En vain par les destin, redoutables enfers,
Vos cachots sont remplis de supplices divers
Pour punir les forfaits des criminelles âmes,
Étant comme elles sont absentes de leur dieu,
Cette absence les doit tourmenter en ce lieu
Plus rigoureusement que vos fouets ni vos flammes.

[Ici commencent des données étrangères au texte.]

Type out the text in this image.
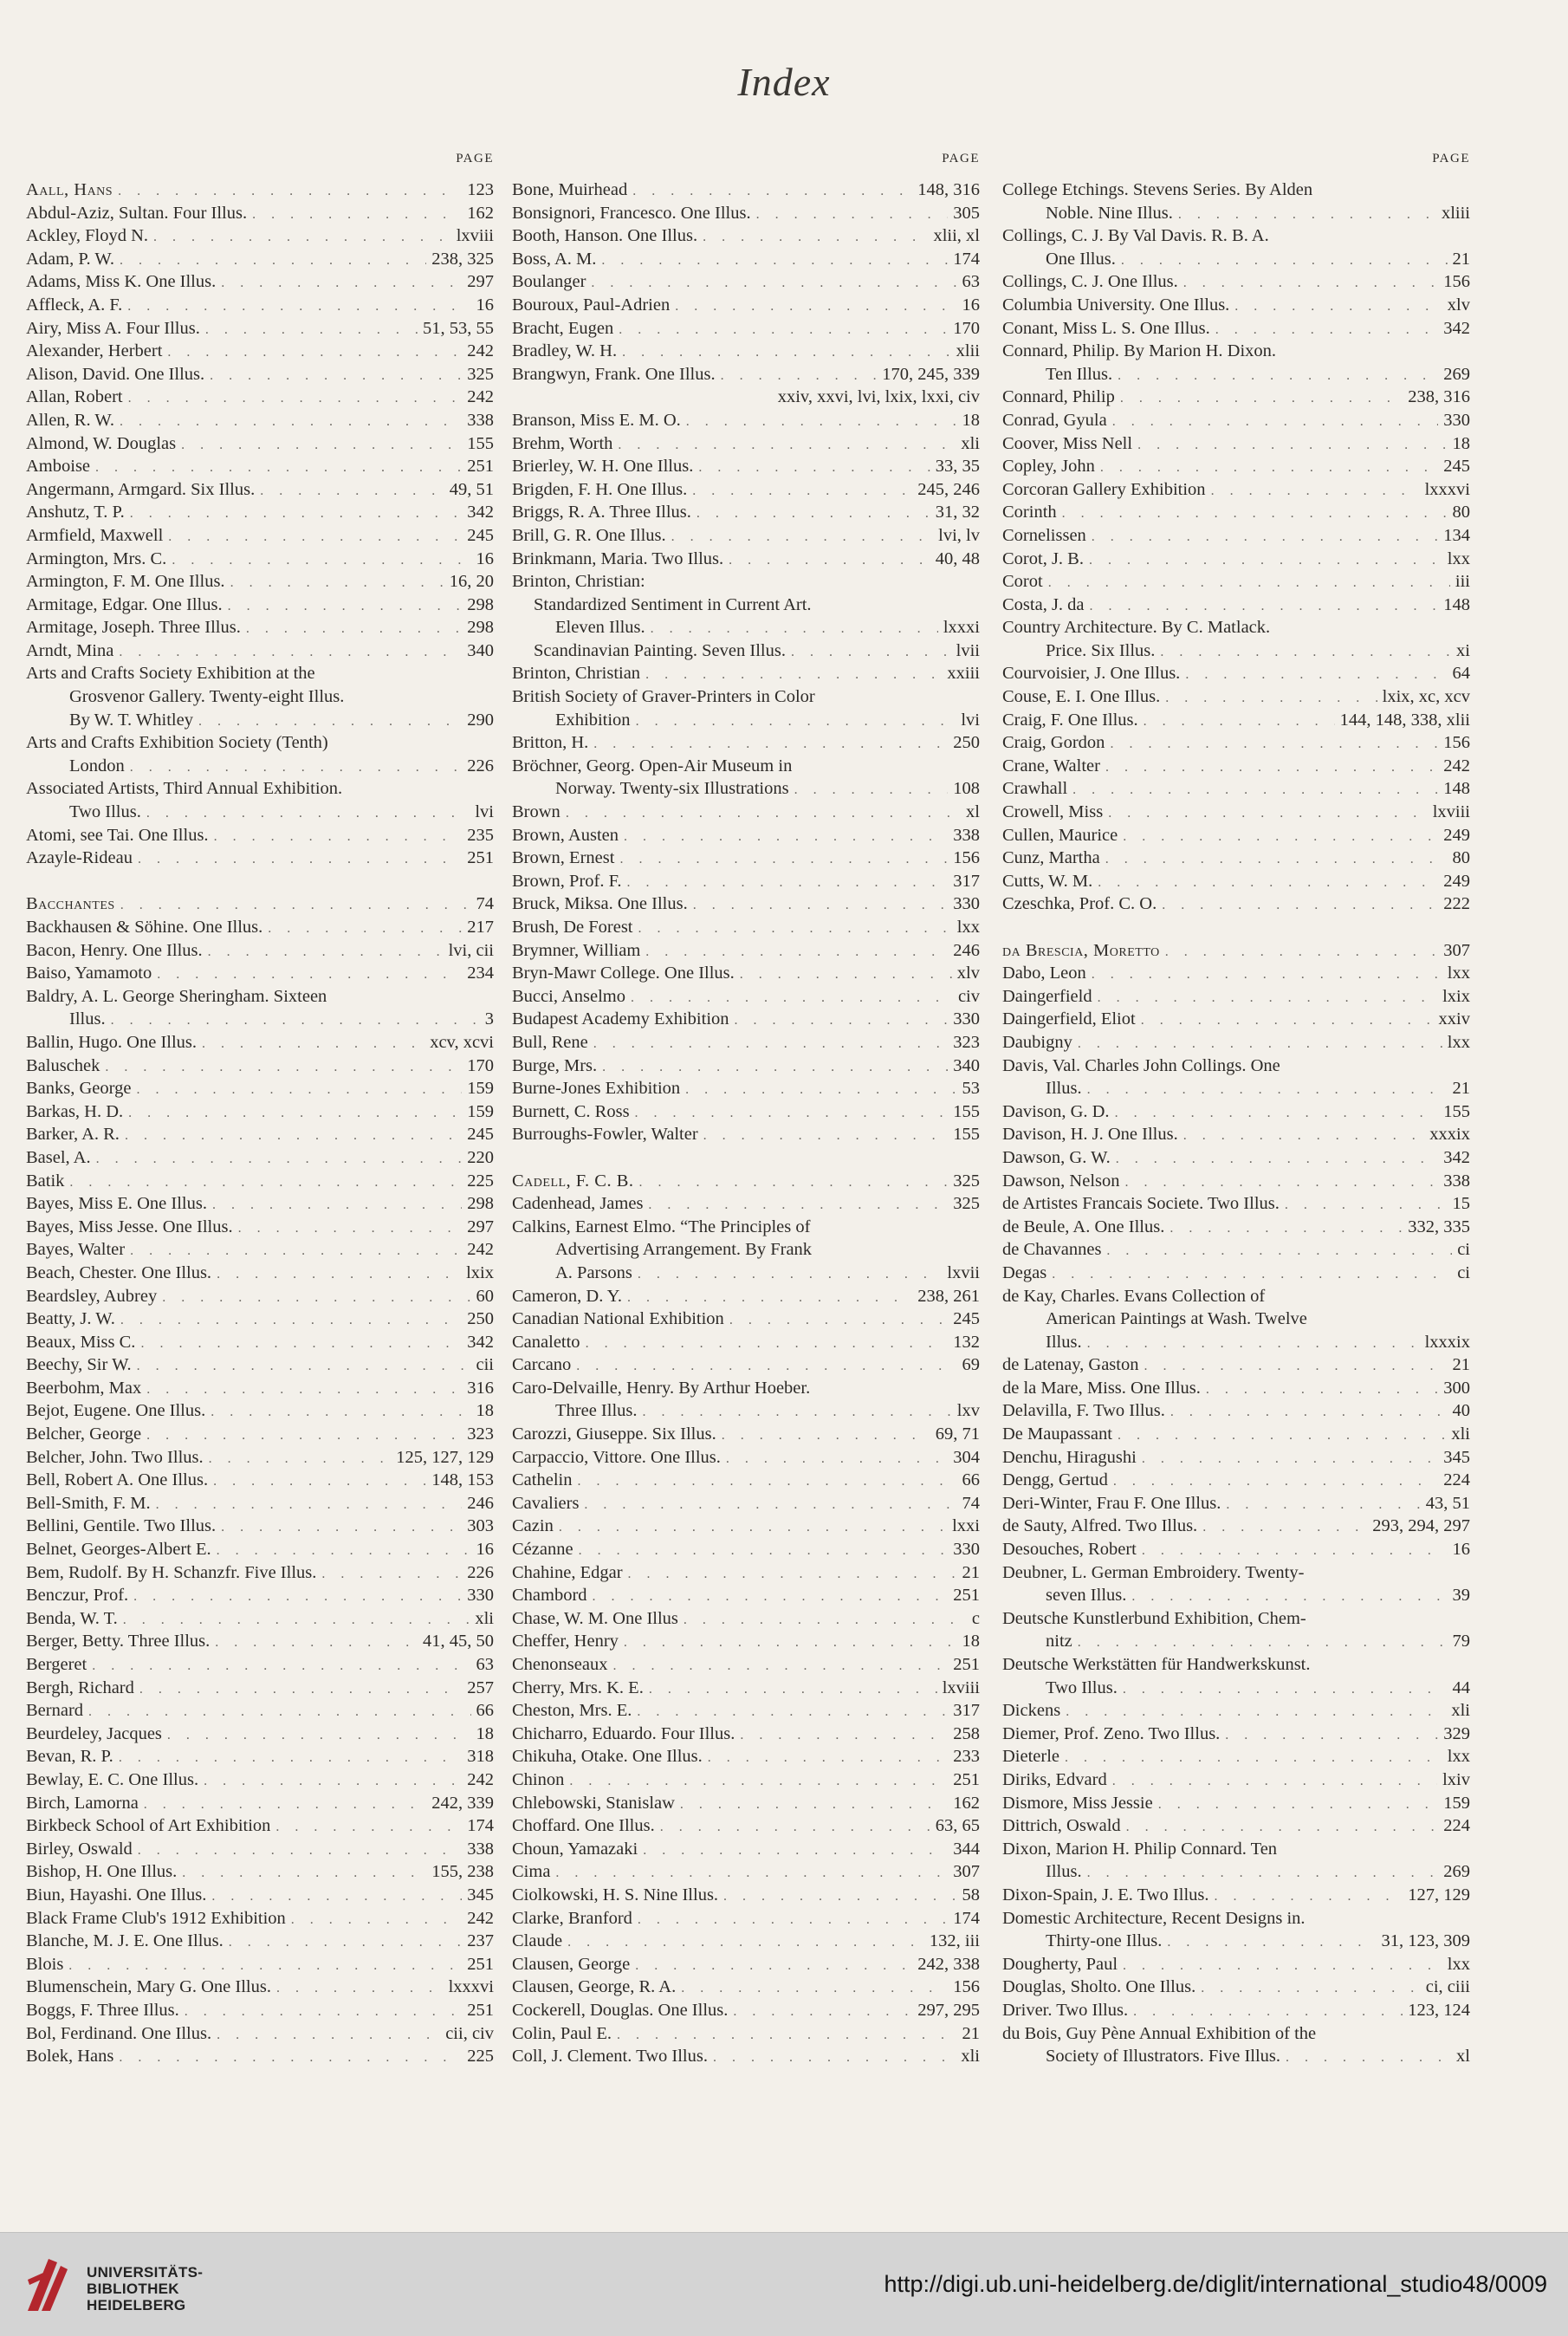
Index
PAGE
Aall, Hans . . .	123
Abdul-Aziz, Sultan. Four Illus. . . .	162
Ackley, Floyd N. . . .	lxviii
Adam, P. W. . . .	238, 325
Adams, Miss K. One Illus. . . .	297
Affleck, A. F. . . .	16
Airy, Miss A. Four Illus. . . .	51, 53, 55
Alexander, Herbert . . .	242
Alison, David. One Illus. . . .	325
Allan, Robert . . .	242
Allen, R. W. . . .	338
Almond, W. Douglas . . .	155
Amboise . . .	251
Angermann, Armgard. Six Illus. . . .	49, 51
Anshutz, T. P. . . .	342
Armfield, Maxwell . . .	245
Armington, Mrs. C. . . .	16
Armington, F. M. One Illus. . . .	16, 20
Armitage, Edgar. One Illus. . . .	298
Armitage, Joseph. Three Illus. . . .	298
Arndt, Mina . . .	340
Arts and Crafts Society Exhibition at the
Grosvenor Gallery. Twenty-eight Illus.
By W. T. Whitley . . .	290
Arts and Crafts Exhibition Society (Tenth)
London . . .	226
Associated Artists, Third Annual Exhibition.
Two Illus. . . .	lvi
Atomi, see Tai. One Illus. . . .	235
Azayle-Rideau . . .	251
Bacchantes . . .	74
Backhausen & Söhine. One Illus. . . .	217
Bacon, Henry. One Illus. . . .	lvi, cii
Baiso, Yamamoto . . .	234
Baldry, A. L. George Sheringham. Sixteen
Illus. . . .	3
Ballin, Hugo. One Illus. . . .	xcv, xcvi
Baluschek . . .	170
Banks, George . . .	159
Barkas, H. D. . . .	159
Barker, A. R. . . .	245
Basel, A. . . .	220
Batik . . .	225
Bayes, Miss E. One Illus. . . .	298
Bayes, Miss Jesse. One Illus. . . .	297
Bayes, Walter . . .	242
Beach, Chester. One Illus. . . .	lxix
Beardsley, Aubrey . . .	60
Beatty, J. W. . . .	250
Beaux, Miss C. . . .	342
Beechy, Sir W. . . .	cii
Beerbohm, Max . . .	316
Bejot, Eugene. One Illus. . . .	18
Belcher, George . . .	323
Belcher, John. Two Illus. . . .	125, 127, 129
Bell, Robert A. One Illus. . . .	148, 153
Bell-Smith, F. M. . . .	246
Bellini, Gentile. Two Illus. . . .	303
Belnet, Georges-Albert E. . . .	16
Bem, Rudolf. By H. Schanzfr. Five Illus. . . .	226
Benczur, Prof. . . .	330
Benda, W. T. . . .	xli
Berger, Betty. Three Illus. . . .	41, 45, 50
Bergeret . . .	63
Bergh, Richard . . .	257
Bernard . . .	66
Beurdeley, Jacques . . .	18
Bevan, R. P. . . .	318
Bewlay, E. C. One Illus. . . .	242
Birch, Lamorna . . .	242, 339
Birkbeck School of Art Exhibition . . .	174
Birley, Oswald . . .	338
Bishop, H. One Illus. . . .	155, 238
Biun, Hayashi. One Illus. . . .	345
Black Frame Club's 1912 Exhibition . . .	242
Blanche, M. J. E. One Illus. . . .	237
Blois . . .	251
Blumenschein, Mary G. One Illus. . . .	lxxxvi
Boggs, F. Three Illus. . . .	251
Bol, Ferdinand. One Illus. . . .	cii, civ
Bolek, Hans . . .	225
PAGE
Bone, Muirhead . . .	148, 316
Bonsignori, Francesco. One Illus. . . .	305
Booth, Hanson. One Illus. . . .	xlii, xl
Boss, A. M. . . .	174
Boulanger . . .	63
Bouroux, Paul-Adrien . . .	16
Bracht, Eugen . . .	170
Bradley, W. H. . . .	xlii
Brangwyn, Frank. One Illus. . . .	170, 245, 339
xxiv, xxvi, lvi, lxix, lxxi, civ
Branson, Miss E. M. O. . . .	18
Brehm, Worth . . .	xli
Brierley, W. H. One Illus. . . .	33, 35
Brigden, F. H. One Illus. . . .	245, 246
Briggs, R. A. Three Illus. . . .	31, 32
Brill, G. R. One Illus. . . .	lvi, lv
Brinkmann, Maria. Two Illus. . . .	40, 48
Brinton, Christian:
Standardized Sentiment in Current Art.
Eleven Illus. . . .	lxxxi
Scandinavian Painting. Seven Illus. . . .	lvii
Brinton, Christian . . .	xxiii
British Society of Graver-Printers in Color
Exhibition . . .	lvi
Britton, H. . . .	250
Bröchner, Georg. Open-Air Museum in
Norway. Twenty-six Illustrations . . .	108
Brown . . .	xl
Brown, Austen . . .	338
Brown, Ernest . . .	156
Brown, Prof. F. . . .	317
Bruck, Miksa. One Illus. . . .	330
Brush, De Forest . . .	lxx
Brymner, William . . .	246
Bryn-Mawr College. One Illus. . . .	xlv
Bucci, Anselmo . . .	civ
Budapest Academy Exhibition . . .	330
Bull, Rene . . .	323
Burge, Mrs. . . .	340
Burne-Jones Exhibition . . .	53
Burnett, C. Ross . . .	155
Burroughs-Fowler, Walter . . .	155
Cadell, F. C. B. . . .	325
Cadenhead, James . . .	325
Calkins, Earnest Elmo. “The Principles of
Advertising Arrangement. By Frank
A. Parsons . . .	lxvii
Cameron, D. Y. . . .	238, 261
Canadian National Exhibition . . .	245
Canaletto . . .	132
Carcano . . .	69
Caro-Delvaille, Henry. By Arthur Hoeber.
Three Illus. . . .	lxv
Carozzi, Giuseppe. Six Illus. . . .	69, 71
Carpaccio, Vittore. One Illus. . . .	304
Cathelin . . .	66
Cavaliers . . .	74
Cazin . . .	lxxi
Cézanne . . .	330
Chahine, Edgar . . .	21
Chambord . . .	251
Chase, W. M. One Illus . . .	c
Cheffer, Henry . . .	18
Chenonseaux . . .	251
Cherry, Mrs. K. E. . . .	lxviii
Cheston, Mrs. E. . . .	317
Chicharro, Eduardo. Four Illus. . . .	258
Chikuha, Otake. One Illus. . . .	233
Chinon . . .	251
Chlebowski, Stanislaw . . .	162
Choffard. One Illus. . . .	63, 65
Choun, Yamazaki . . .	344
Cima . . .	307
Ciolkowski, H. S. Nine Illus. . . .	58
Clarke, Branford . . .	174
Claude . . .	132, iii
Clausen, George . . .	242, 338
Clausen, George, R. A. . . .	156
Cockerell, Douglas. One Illus. . . .	297, 295
Colin, Paul E. . . .	21
Coll, J. Clement. Two Illus. . . .	xli
PAGE
College Etchings. Stevens Series. By Alden
Noble. Nine Illus. . . .	xliii
Collings, C. J. By Val Davis. R. B. A.
One Illus. . . .	21
Collings, C. J. One Illus. . . .	156
Columbia University. One Illus. . . .	xlv
Conant, Miss L. S. One Illus. . . .	342
Connard, Philip. By Marion H. Dixon.
Ten Illus. . . .	269
Connard, Philip . . .	238, 316
Conrad, Gyula . . .	330
Coover, Miss Nell . . .	18
Copley, John . . .	245
Corcoran Gallery Exhibition . . .	lxxxvi
Corinth . . .	80
Cornelissen . . .	134
Corot, J. B. . . .	lxx
Corot . . .	iii
Costa, J. da . . .	148
Country Architecture. By C. Matlack.
Price. Six Illus. . . .	xi
Courvoisier, J. One Illus. . . .	64
Couse, E. I. One Illus. . . .	lxix, xc, xcv
Craig, F. One Illus. . . .	144, 148, 338, xlii
Craig, Gordon . . .	156
Crane, Walter . . .	242
Crawhall . . .	148
Crowell, Miss . . .	lxviii
Cullen, Maurice . . .	249
Cunz, Martha . . .	80
Cutts, W. M. . . .	249
Czeschka, Prof. C. O. . . .	222
da Brescia, Moretto . . .	307
Dabo, Leon . . .	lxx
Daingerfield . . .	lxix
Daingerfield, Eliot . . .	xxiv
Daubigny . . .	lxx
Davis, Val. Charles John Collings. One
Illus. . . .	21
Davison, G. D. . . .	155
Davison, H. J. One Illus. . . .	xxxix
Dawson, G. W. . . .	342
Dawson, Nelson . . .	338
de Artistes Francais Societe. Two Illus. . . .	15
de Beule, A. One Illus. . . .	332, 335
de Chavannes . . .	ci
Degas . . .	ci
de Kay, Charles. Evans Collection of
American Paintings at Wash. Twelve
Illus. . . .	lxxxix
de Latenay, Gaston . . .	21
de la Mare, Miss. One Illus. . . .	300
Delavilla, F. Two Illus. . . .	40
De Maupassant . . .	xli
Denchu, Hiragushi . . .	345
Dengg, Gertud . . .	224
Deri-Winter, Frau F. One Illus. . . .	43, 51
de Sauty, Alfred. Two Illus. . . .	293, 294, 297
Desouches, Robert . . .	16
Deubner, L. German Embroidery. Twenty-
seven Illus. . . .	39
Deutsche Kunstlerbund Exhibition, Chem-
nitz . . .	79
Deutsche Werkstätten für Handwerkskunst.
Two Illus. . . .	44
Dickens . . .	xli
Diemer, Prof. Zeno. Two Illus. . . .	329
Dieterle . . .	lxx
Diriks, Edvard . . .	lxiv
Dismore, Miss Jessie . . .	159
Dittrich, Oswald . . .	224
Dixon, Marion H. Philip Connard. Ten
Illus. . . .	269
Dixon-Spain, J. E. Two Illus. . . .	127, 129
Domestic Architecture, Recent Designs in.
Thirty-one Illus. . . .	31, 123, 309
Dougherty, Paul . . .	lxx
Douglas, Sholto. One Illus. . . .	ci, ciii
Driver. Two Illus. . . .	123, 124
du Bois, Guy Pène Annual Exhibition of the
Society of Illustrators. Five Illus. . . .	xl
UNIVERSITÄTS-
BIBLIOTHEK
HEIDELBERG
http://digi.ub.uni-heidelberg.de/diglit/international_studio48/0009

Vos roues, vos rochers, et vos coulantes eaux
Que des filles en vain versent dans leurs vaisseaux,
Ne peuvent approcher de cette violence.
L'absence est le bourreau qui gêne vos esprits,
Et si nous voulons croire aux plus doctes écrits,
Tous les maux de l'enfer ne sont rien qu'une absence.
Toute chose périt absente de son mieux,
La terre s'obscurcit quand le flambeau des cieux
Lassé de son travail dedans l'onde se cache,
L'oiseau semble languir s'il ne peut plus voler,
Le poisson va mourant aussitôt qu'il prend l'air,
Et l'arbre ne croît plus dès l'heure qu'on l'arrache.
Tu confirmes ceci, trop amoureux oiseau,
Qui d'un arbre séché fais un vivant tombeau,
Tu plores pour l'absence et meurs encor pour elle
Et vous arbres muets, forêts que j'aime tant,
Vos rameaux sans verdeur vont-ils pas regrettant
Les absentes douceurs de la saison nouvelle ?
Vous, ruisseaux, dont le bruit amoureusement doux
Semble parler d'amour au milieu des cailloux,
Ne soupirez-vous pas votre source éloignée ?
Et vous, vent dont l'effort semble ébranler les cieux,
Est-ce pas pour chercher ces homicides yeux
A qui le rapt rendit votre amour témoignée ?
Comme tout ici-bas n'est rempli que d'amour,
Tout endure l'ennui de l'absence à son tour,
L'un plus et l'autre moins, à mesure qu'il aime.
Hélas, je suis témoin de cette vérité,
Car l'absence m'a mis en telle extrémité
Que je ne me puis plus trouver dedans moi-même. [...]
Je m'adresse aux forêts et leur dis mes travaux,
Je me plains aux rochers, qui touchés de mes maux
Semblent plorer pour moi les eaux de leurs fontaines,
Et l'Écho qui répond aux voix de mon amour
Me dit que si je suis absent encor un jour,
Je deviendrai rocher endurci par les peines.